Quand il était passé par la porte coulissante pour appeler Bella et qu'elle n'avait pas répondu, il était retourné au téléphone, incertain. Il ne savait pas ce qu'il devait faire. Il savait que la mère de Bella pourrait la rappeler si elle ne répondait pas ou Bella la rappellerait quand ça lui conviendrait mais il savait aussi que sa mère vivait loin. Il se souvint qu'elle avait voulu répondre lundi matin et elle allait probablement sortir assez vite de la salle de bain, il prit le téléphone de sa base, jetant un coup d'œil au nom sur l'écran, avant de répondre.
"Euh allô ? Mme Dwyer ?"
"Euh. Oh je suis désolée. J'ai dû faire une… attendez. Quoi ? Oui c'est Renée Dwyer. J'essayais d'appeler ma fille… où est-elle ? Oh Seigneur est-ce que c'est… c'est vous … Edward ?!"
Il rigola, heureux t'entendre que la mère de Bella semblait s'attendre à ce que ce soit lui et se souvenait même de son prénom. Ce devait être une bonne chose, Bella avait dû la rappeler entre-temps et lui parler de lui.
"Oui Madame Dwyer. C'est Edward, Edward Cullen."
"Bien Edward ! Bonjour appelez-moi Renée. Je m'excuse, je n'y croyais pas quand vous avez répondu au téléphone de Bella. J'ai cru que je m'étais trompé mais son numéro est programmé sur mon téléphone. C'est impossible de faire une erreur avec un numéro programmé, non ?"
Elle paraissait amicale mais un peu dispersée.

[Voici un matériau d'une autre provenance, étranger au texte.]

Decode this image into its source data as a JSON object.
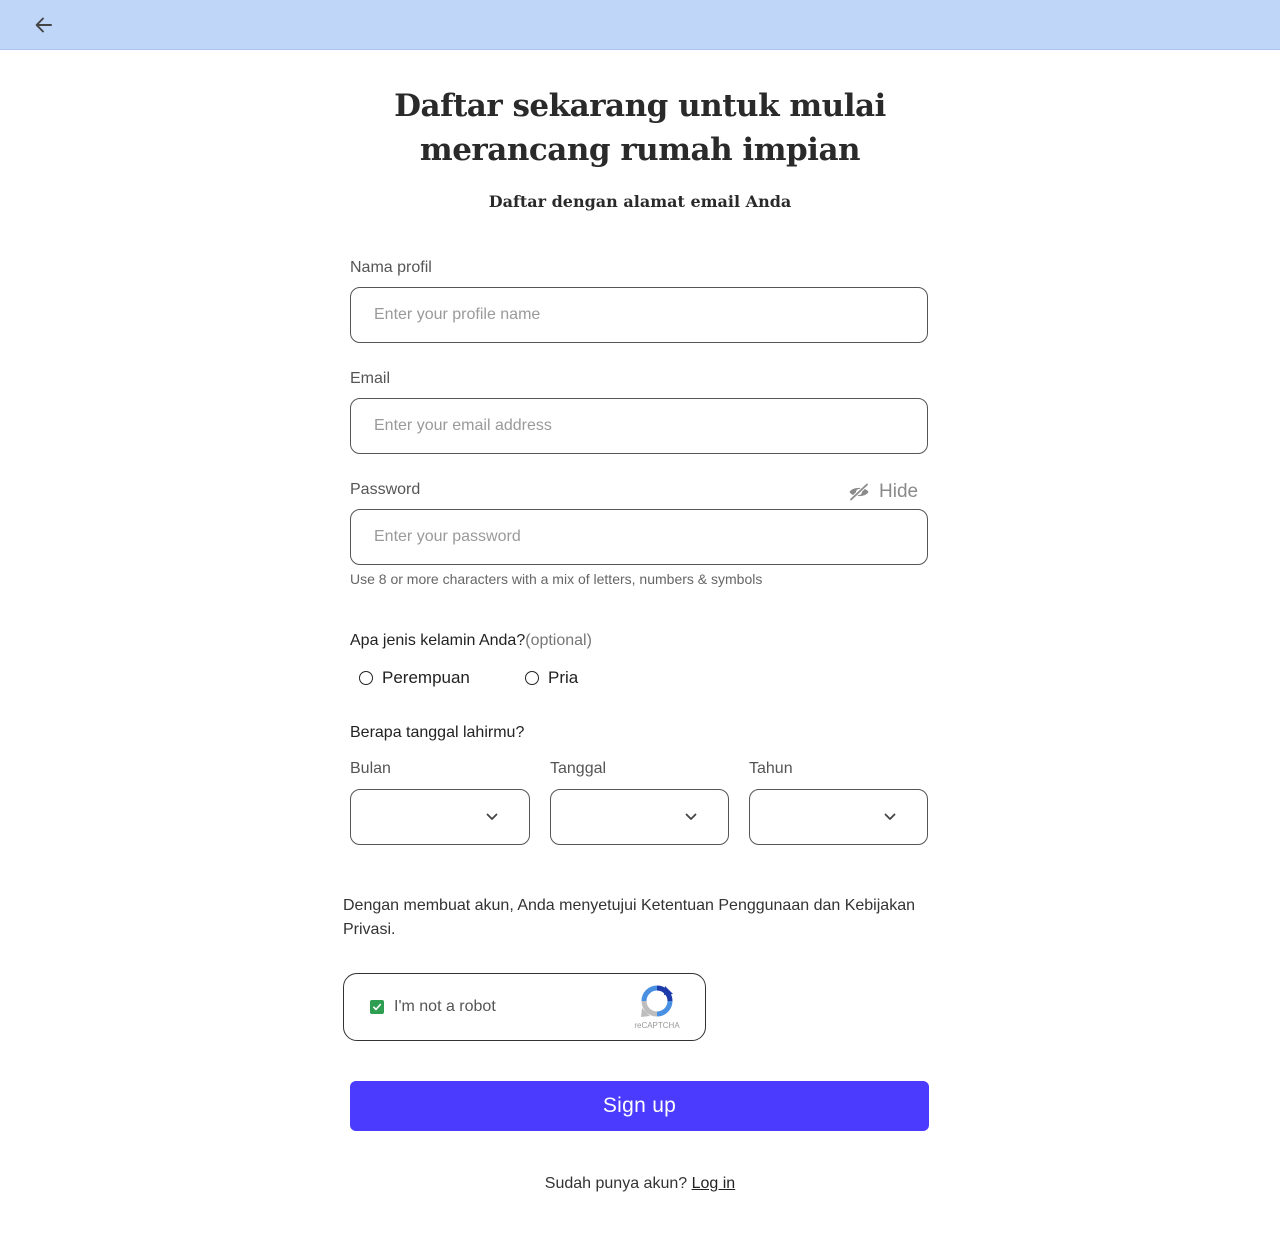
{
  "header": {
    "back_icon": "arrow-left-icon",
    "bg_color": "#bfd6f8"
  },
  "page": {
    "title": "Daftar sekarang untuk mulai merancang rumah impian",
    "subtitle": "Daftar dengan alamat email Anda"
  },
  "form": {
    "profile": {
      "label": "Nama profil",
      "placeholder": "Enter your profile name",
      "value": ""
    },
    "email": {
      "label": "Email",
      "placeholder": "Enter your email address",
      "value": ""
    },
    "password": {
      "label": "Password",
      "placeholder": "Enter your password",
      "value": "",
      "toggle_label": "Hide",
      "toggle_icon": "eye-slash-icon",
      "hint": "Use 8 or more characters with a mix of letters, numbers & symbols"
    },
    "gender": {
      "question": "Apa jenis kelamin Anda?",
      "optional": "(optional)",
      "options": [
        "Perempuan",
        "Pria"
      ],
      "selected": null
    },
    "birthdate": {
      "question": "Berapa tanggal lahirmu?",
      "month_label": "Bulan",
      "day_label": "Tanggal",
      "year_label": "Tahun",
      "month_value": "",
      "day_value": "",
      "year_value": "",
      "dropdown_icon": "chevron-down-icon"
    },
    "terms": "Dengan membuat akun, Anda menyetujui Ketentuan Penggunaan dan Kebijakan Privasi.",
    "captcha": {
      "label": "I'm not a robot",
      "checked": true,
      "brand": "reCAPTCHA",
      "check_color": "#2e9e52"
    },
    "submit_label": "Sign up",
    "submit_color": "#4b3bff"
  },
  "footer": {
    "prompt": "Sudah punya akun?",
    "login_link": "Log in"
  }
}
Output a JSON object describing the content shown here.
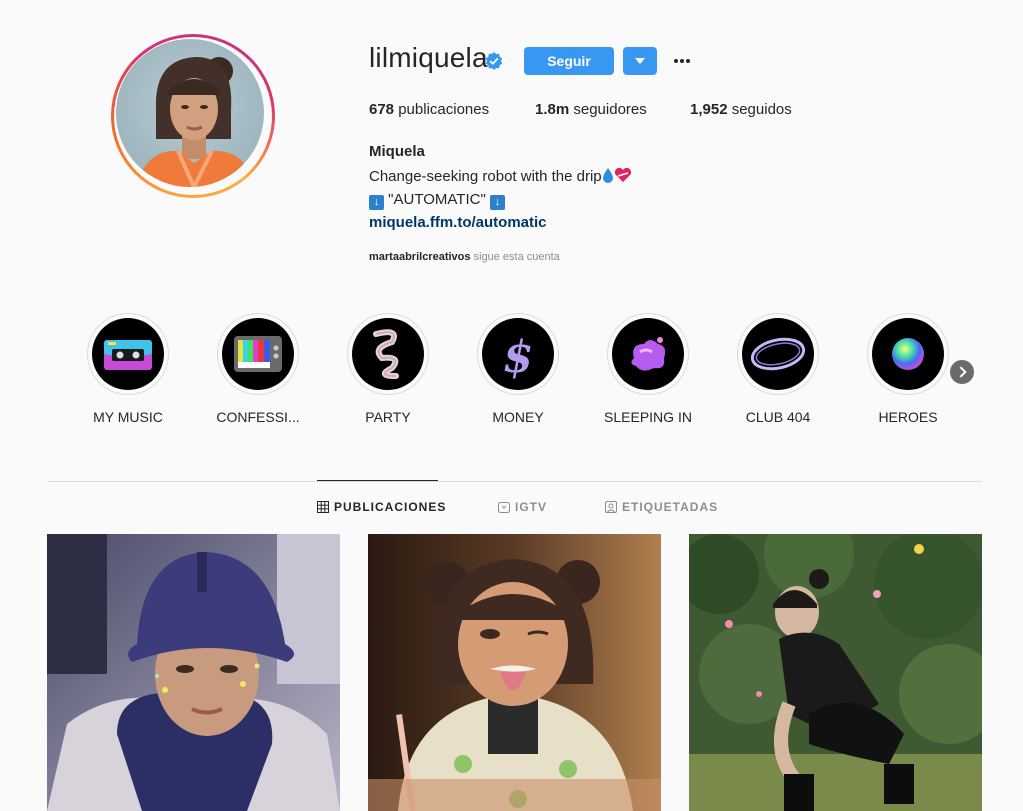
{
  "profile": {
    "username": "lilmiquela",
    "verified": true,
    "follow_label": "Seguir",
    "more_icon": "ellipsis-icon",
    "stats": {
      "posts_count": "678",
      "posts_label": "publicaciones",
      "followers_count": "1.8m",
      "followers_label": "seguidores",
      "following_count": "1,952",
      "following_label": "seguidos"
    },
    "bio": {
      "name": "Miquela",
      "line1": "Change-seeking robot with the drip",
      "line2": "\"AUTOMATIC\"",
      "arrow_symbol": "↓",
      "link": "miquela.ffm.to/automatic"
    },
    "followed_by": {
      "account": "martaabrilcreativos",
      "text": "sigue esta cuenta"
    }
  },
  "highlights": [
    {
      "label": "MY MUSIC",
      "icon": "cassette-icon"
    },
    {
      "label": "CONFESSI...",
      "icon": "tv-icon"
    },
    {
      "label": "PARTY",
      "icon": "ribbon-icon"
    },
    {
      "label": "MONEY",
      "icon": "dollar-icon"
    },
    {
      "label": "SLEEPING IN",
      "icon": "blob-icon"
    },
    {
      "label": "CLUB 404",
      "icon": "ring-icon"
    },
    {
      "label": "HEROES",
      "icon": "orb-icon"
    }
  ],
  "tabs": [
    {
      "label": "PUBLICACIONES",
      "icon": "grid-icon",
      "active": true
    },
    {
      "label": "IGTV",
      "icon": "igtv-icon",
      "active": false
    },
    {
      "label": "ETIQUETADAS",
      "icon": "tagged-icon",
      "active": false
    }
  ],
  "colors": {
    "accent": "#3897f0",
    "link": "#00376b",
    "muted": "#8e8e8e",
    "text": "#262626",
    "background": "#fafafa"
  }
}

"Je… euh… non, je ne pense pas, Mme…euh… Renée."
"Je ne pense pas non plus. Bon, c'est très bien que j'ai une chance de parler avec vous. Vous êtes chez Bella ou bien c'est elle qui est chez vous ? Pas que ça me regarde vraiment je suppose. Je ne voulais pas paraître curieuse."
Edward sourit pour lui-même. Il pouvait parfaitement imaginer sa mère poser la même question et donner ensuite la même excuse, voulant quand même obtenir cette information.
"Non c'est bon. Je suis chez Bella. Elle m'a invité à dîner."
"Oh pourquoi ne pas le dire ? Je ne voulais pas vous interrompre. Je rappellerai Bella demain ou elle me rappellera quand elle pourra. Il n'y a pas d'urgence, j'appelais juste pour qu'on bavarde un peu. Je vous laisse revenir à votre dîner."
"Non c'est bon. Vous ne nous interrompez pas. Nous faisions une pause avant le dessert. Et Bella est à la salle de bain, je suis sûr qu'elle va bientôt revenir."
"Oh bien d'accord. Si vous êtes sûr que je n'interromps rien…?"
"Sûr et certain," dit Edward en souriant.
"Bon alors parlez-moi de vous puisque je vous aie en ligne Edward ! Je dois m'excuser pour mon insistance mais Bella peut être un peu comme Charlie – c'est son père – réticente à s'ouvrir et à partager. Mais maintenant que j'ai une voix à mettre sur votre nom, je suis juste un peu plus curieuse ! Alors pourquoi ne pas me parler de vous et me dire ce que vous faites dans la vie et comme loisir."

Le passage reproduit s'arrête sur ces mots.